The first time I saw the film version of Hedwig and the Angry Inch, I thought I would probably be sick. It was the early 2000s and I was an uptight Evangelical teen. I had never heard the words transgender or genderqueer. Hedwig's graphic talk of sex acts and the gory description of how a "sex-change operation got botched" was scary and probably evil, I feared. But there was something else, there. Hedwig was a compelling character, part philosopher and part diva-off-her rocker. She was the opposite of everything I was raised to believe was good and right, and I couldn't stop thinking about her.
That was many years ago. I've changed a lot since then. I've had the opportunity to see the movie and the stage production several times. Watching the film as an Evangelical teen, all I could think about were the sexual aspects. Looking at the film now, as an #exvangelical, is how intertwined Hedwig's story is with the gospel.
At first glance, Hedwig seems much more concerned with Platonic philosophy, particularly The Myth of Aristophenes, wherein Plato describes the origin of love. But there's a certain amount of Evangelical theology hidden there. One of awkward teenage Tommy Gnosis' first questions to Hedwig is whether she'd accepted Jesus into her heart.
But the central theme of the show is power and its use, as discussed in the following scene:
HEDWIG: Jesus said the darndest things!
HEDWIG'S MOTHER: Don't you ever mention that name to me again.
HEDWIG: but He died for our sins.
MOTHER: so did Hitler
HEDWIG: huh?
MOTHER: absolute power corrupts
HEDWIG: absolutely
MOTHER: better to be powerless, my son.
The theme that is repeated throughout the play is that those in power hurt those without power. Those who are abused pass on their pain to others. Hedwig's parents hurt her, Luther hurts her, Tommy Gnosis hurts her, and so she abuses her bandmates and her spouse, Yitzhak. Hedwig's mother posits that it is better to be powerless, to be the one absorbing the pain than the one inflicting it.
This is an idea taken up by rebel theologian Rob Bell. He posits that the power of the crucifixion is that rather than passing on the pain inflicted upon him, the all-powerful Jesus absorbed it. Jesus was stronger than those who killed him because he chose to absorb the violence and turn it into redemption and forgiveness. Forgiving people is infinitely harder than getting revenge or passing on abuse to those weaker than us.
Hedwig is a deeply flawed character, but she's also lovable and compelling. We care about her because she undergoes a transformation, from hostile, revenge-focused, toward forgiveness. The climax of the play comes in an intense, crucifixion-like moment, when we see Hedwig stripping off her wig and costume, transforming herself before our eyes into Tommy Gnosis, her former love and the object of her ire. Hedwig/Tommy performs a reprise of "Wicked Little Town" (a song Hedwig used to help Tommy transcend his small-town imprisonment).

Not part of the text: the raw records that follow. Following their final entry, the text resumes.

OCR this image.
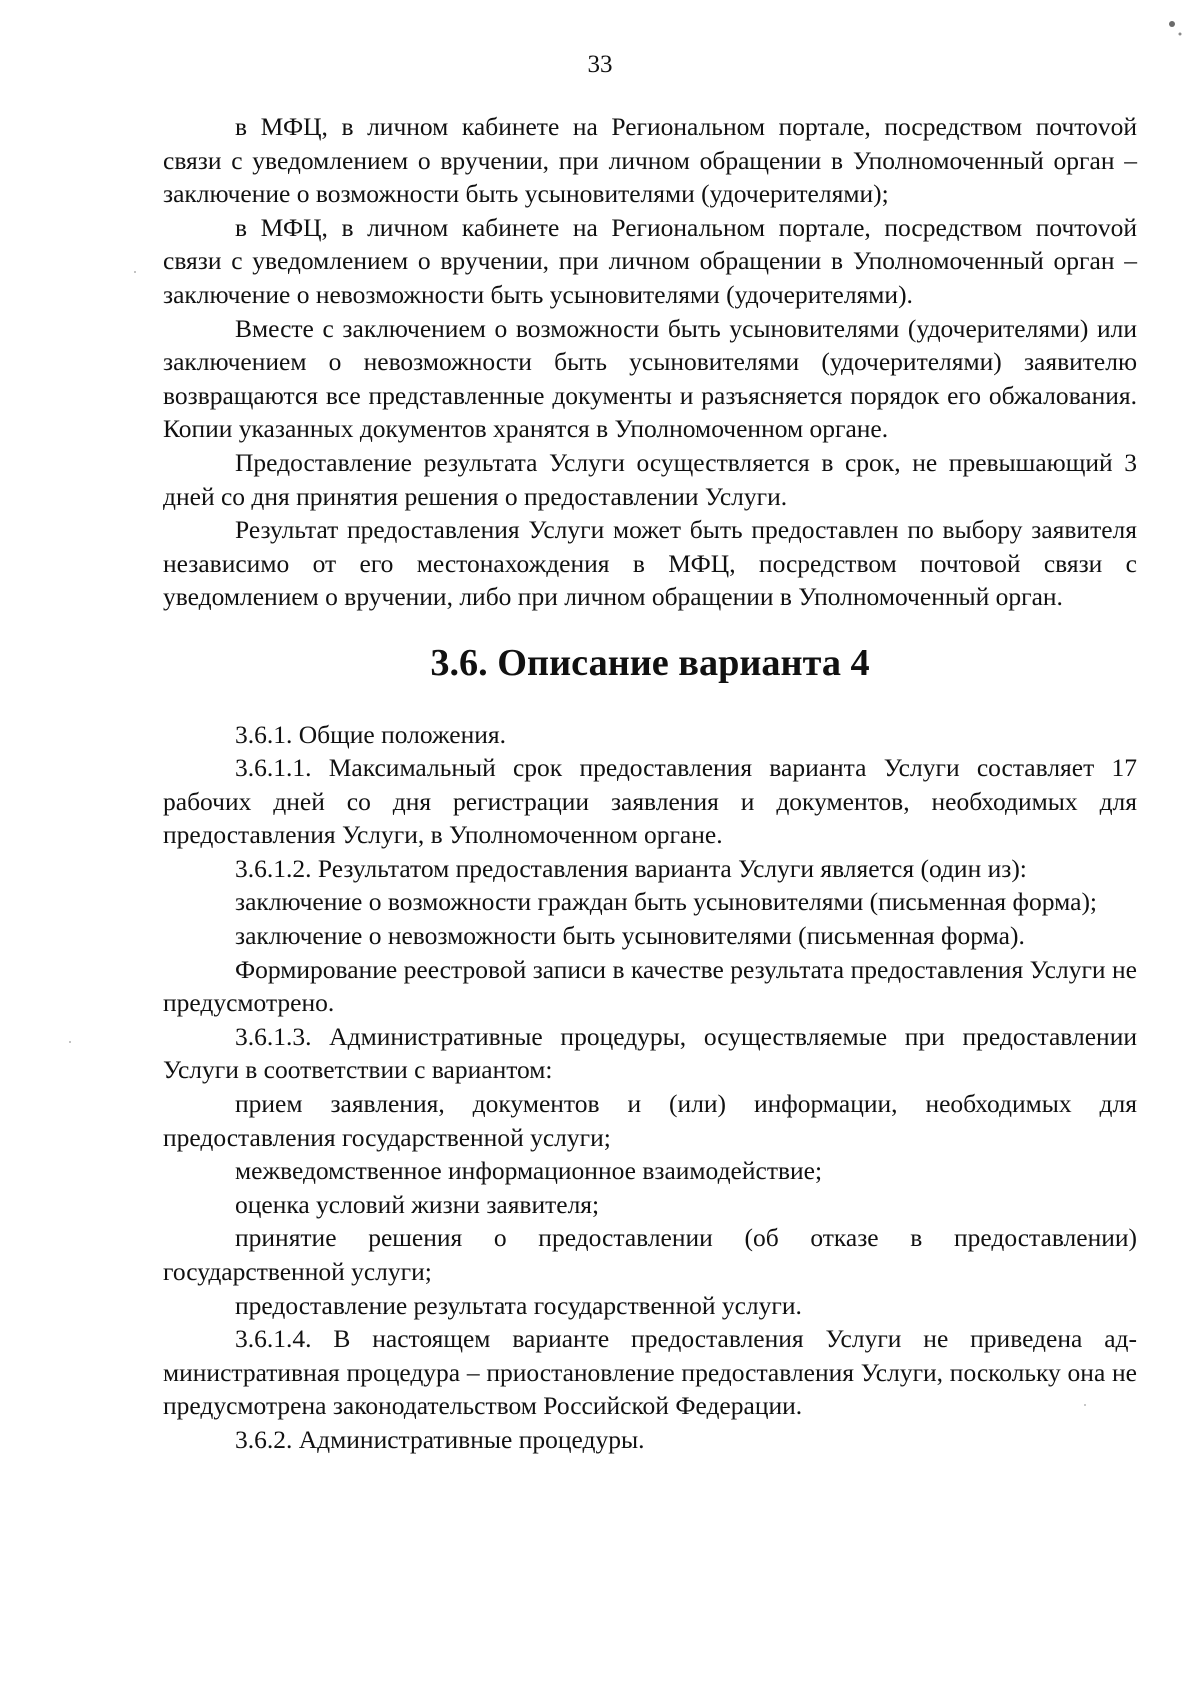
33

в МФЦ, в личном кабинете на Региональном портале, посредством почтоvой связи с уведомлением о вручении, при личном обращении в Уполномоченный орган – заключение о возможности быть усыновителями (удочерителями);

в МФЦ, в личном кабинете на Региональном портале, посредством почтоvой связи с уведомлением о вручении, при личном обращении в Уполномоченный орган – заключение о невозможности быть усыновителями (удочерителями).

Вместе с заключением о возможности быть усыновителями (удочерителями) или заключением о невозможности быть усыновителями (удочерителями) заявителю возвращаются все представленные документы и разъясняется порядок его обжалования. Копии указанных документов хранятся в Уполномоченном органе.

Предоставление результата Услуги осуществляется в срок, не превышающий 3 дней со дня принятия решения о предоставлении Услуги.

Результат предоставления Услуги может быть предоставлен по выбору заявителя независимо от его местонахождения в МФЦ, посредством почтовой связи с уведомлением о вручении, либо при личном обращении в Уполномоченный орган.

3.6. Описание варианта 4

3.6.1. Общие положения.

3.6.1.1. Максимальный срок предоставления варианта Услуги составляет 17 рабочих дней со дня регистрации заявления и документов, необходимых для предоставления Услуги, в Уполномоченном органе.

3.6.1.2. Результатом предоставления варианта Услуги является (один из):

заключение о возможности граждан быть усыновителями (письменная форма);

заключение о невозможности быть усыновителями (письменная форма).

Формирование реестровой записи в качестве результата предоставления Услуги не предусмотрено.

3.6.1.3. Административные процедуры, осуществляемые при предоставлении Услуги в соответствии с вариантом:

прием заявления, документов и (или) информации, необходимых для предоставления государственной услуги;

межведомственное информационное взаимодействие;

оценка условий жизни заявителя;

принятие решения о предоставлении (об отказе в предоставлении) государственной услуги;

предоставление результата государственной услуги.

3.6.1.4. В настоящем варианте предоставления Услуги не приведена административная процедура – приостановление предоставления Услуги, поскольку она не предусмотрена законодательством Российской Федерации.

3.6.2. Административные процедуры.
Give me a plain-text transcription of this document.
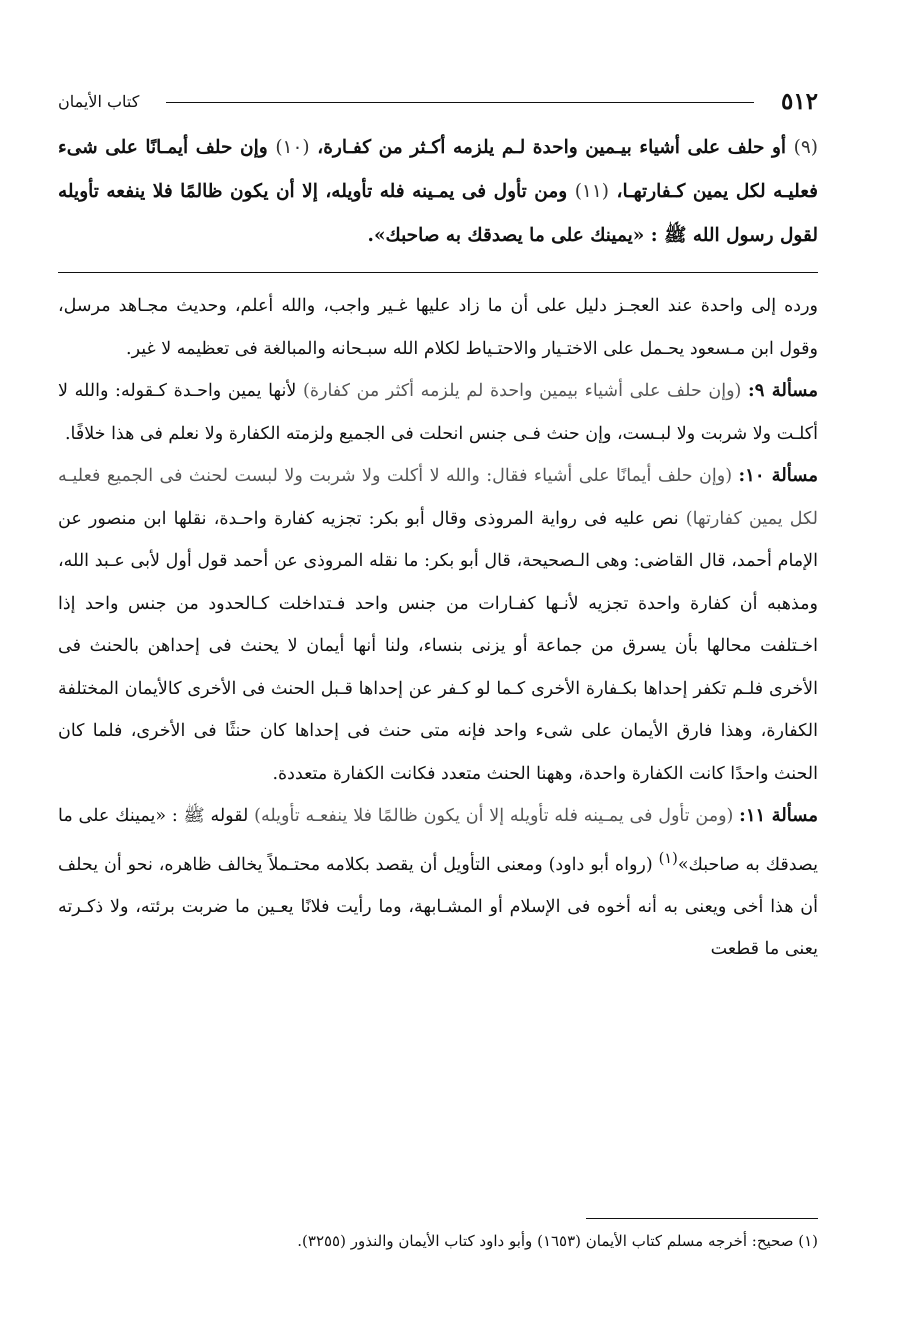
٥١٢
كتاب الأيمان
(٩) أو حلف على أشياء بيـمين واحدة لـم يلزمه أكـثر من كفـارة، (١٠) وإن حلف أيمـانًا على شىء فعليـه لكل يمين كـفارتهـا، (١١) ومن تأول فى يمـينه فله تأويله، إلا أن يكون ظالمًا فلا ينفعه تأويله لقول رسول الله ﷺ : «يمينك على ما يصدقك به صاحبك».

ورده إلى واحدة عند العجـز دليل على أن ما زاد عليها غـير واجب، والله أعلم، وحديث مجـاهد مرسل، وقول ابن مـسعود يحـمل على الاختـيار والاحتـياط لكلام الله سبـحانه والمبالغة فى تعظيمه لا غير.

مسألة ٩: (وإن حلف على أشياء بيمين واحدة لم يلزمه أكثر من كفارة) لأنها يمين واحـدة كـقوله: والله لا أكلـت ولا شربت ولا لبـست، وإن حنث فـى جنس انحلت فى الجميع ولزمته الكفارة ولا نعلم فى هذا خلافًا.

مسألة ١٠: (وإن حلف أيمانًا على أشياء فقال: والله لا أكلت ولا شربت ولا لبست لحنث فى الجميع فعليـه لكل يمين كفارتها) نص عليه فى رواية المروذى وقال أبو بكر: تجزيه كفارة واحـدة، نقلها ابن منصور عن الإمام أحمد، قال القاضى: وهى الـصحيحة، قال أبو بكر: ما نقله المروذى عن أحمد قول أول لأبى عـبد الله، ومذهبه أن كفارة واحدة تجزيه لأنـها كفـارات من جنس واحد فـتداخلت كـالحدود من جنس واحد إذا اخـتلفت محالها بأن يسرق من جماعة أو يزنى بنساء، ولنا أنها أيمان لا يحنث فى إحداهن بالحنث فى الأخرى فلـم تكفر إحداها بكـفارة الأخرى كـما لو كـفر عن إحداها قـبل الحنث فى الأخرى كالأيمان المختلفة الكفارة، وهذا فارق الأيمان على شىء واحد فإنه متى حنث فى إحداها كان حنثًا فى الأخرى، فلما كان الحنث واحدًا كانت الكفارة واحدة، وههنا الحنث متعدد فكانت الكفارة متعددة.

مسألة ١١: (ومن تأول فى يمـينه فله تأويله إلا أن يكون ظالمًا فلا ينفعـه تأويله) لقوله ﷺ : «يمينك على ما يصدقك به صاحبك»$^{(١)}$ (رواه أبو داود) ومعنى التأويل أن يقصد بكلامه محتـملاً يخالف ظاهره، نحو أن يحلف أن هذا أخى ويعنى به أنه أخوه فى الإسلام أو المشـابهة، وما رأيت فلانًا يعـين ما ضربت برئته، ولا ذكـرته يعنى ما قطعت

(١) صحيح: أخرجه مسلم كتاب الأيمان (١٦٥٣) وأبو داود كتاب الأيمان والنذور (٣٢٥٥).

But this time, Tommy sings
"Forgive me for I did not know
I was just a boy, you were so much more
Than any god could ever plan
More than a woman, or a man
And now I understand
How much I took from you
That when everything starts breaking down
You take the pieces off the ground
And show this wicked town
Something beautiful and new
The play feels ambiguous at this point. Is the actor now playing Tommy, offering a real apology? Or is it Hedwig pretending to be Tommy, imagining what she'd want him to say to her? Did she have the answer to her own problems all along? Does an imagined apology work as well as the real thing?
Either way, Hedwig's next action is to pass her wig on to Yitzhak, a symbolic moment that shows her sharing her power rather than using it to abuse any longer. She gives up her power, fading into the background. Is it better to be powerless?